Efficacy of platelet-inspired hemostatic nanoparticles on bleeding in von Willebrand disease murine models

Abstract The lack of innovation in von Willebrand disease (VWD) originates from many factors including the complexity and heterogeneity of the disease but also from a lack of recognition of the impact of the bleeding symptoms experienced by patients with VWD. Recently, a few research initiatives aiming to move past replacement therapies using plasma-derived or recombinant von Willebrand factor (VWF) concentrates have started to emerge. Here, we report an original approach using synthetic platelet (SP) nanoparticles for the treatment of VWD type 2B (VWD-2B) and severe VWD (type 3 VWD). SP are liposomal nanoparticles decorated with peptides enabling them to concomitantly bind to collagen, VWF, and activated platelets.

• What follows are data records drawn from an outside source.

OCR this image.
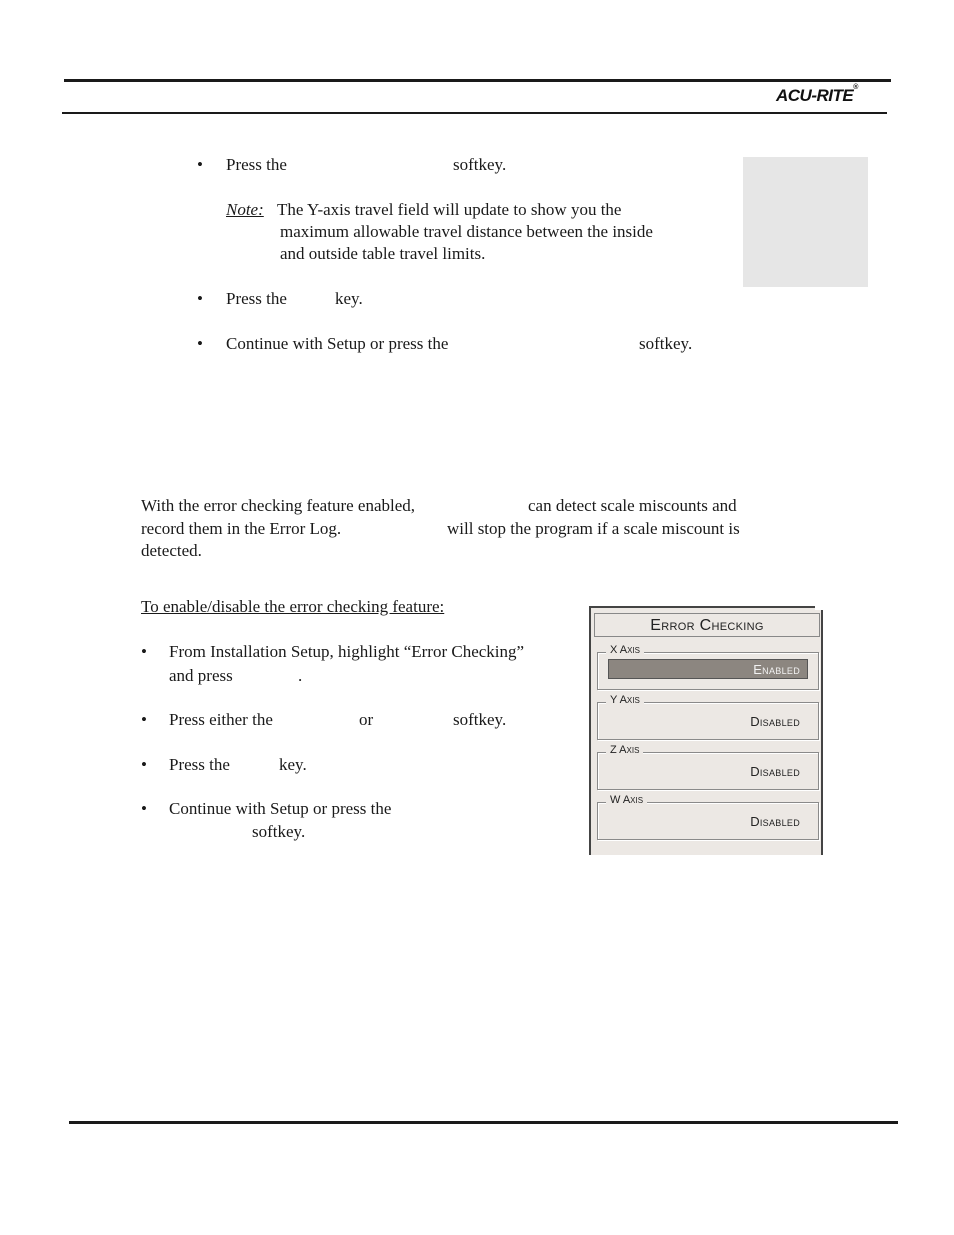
ACU-RITE®
• Press the	softkey.
Note: The Y-axis travel field will update to show you the
maximum allowable travel distance between the inside
and outside table travel limits.
• Press the	key.
• Continue with Setup or press the	softkey.
With the error checking feature enabled,	can detect scale miscounts and
record them in the Error Log.	will stop the program if a scale miscount is
detected.
To enable/disable the error checking feature:
• From Installation Setup, highlight “Error Checking”
and press	.
• Press either the	or	softkey.
• Press the	key.
• Continue with Setup or press the
softkey.
Error Checking
X Axis
Enabled
Y Axis
Disabled
Z Axis
Disabled
W Axis
Disabled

In vitro, using various microfluidic assays, we show the efficacy of SPs to improve thrombus formation in VWF-deficient condition (with human platelets) or using blood from mice with VWD-2B and deficient VWF (VWF-KO, ie, type 3 VWD). In vivo, using a tail-clip assay, SP treatment reduced blood loss by 35% in mice with VWD-2B and 68% in mice with VWF-KO. Additional studies using nanoparticles decorated with various combinations of peptides demonstrated that the collagen-binding peptide, although not sufficient by itself, was crucial for SP efficacy in VWD-2B; whereas all 3 peptides appeared necessary for mice with VWF-KO. Clot imaging by immunofluorescence and scanning electron microscopy revealed that SP treatment of mice with VWF-KO led to a strong clot, similar to those obtained in wild-type mice. Altogether, our results show that SP could represent an attractive therapeutic alternative for VWD, especially considering their long half-life and stability.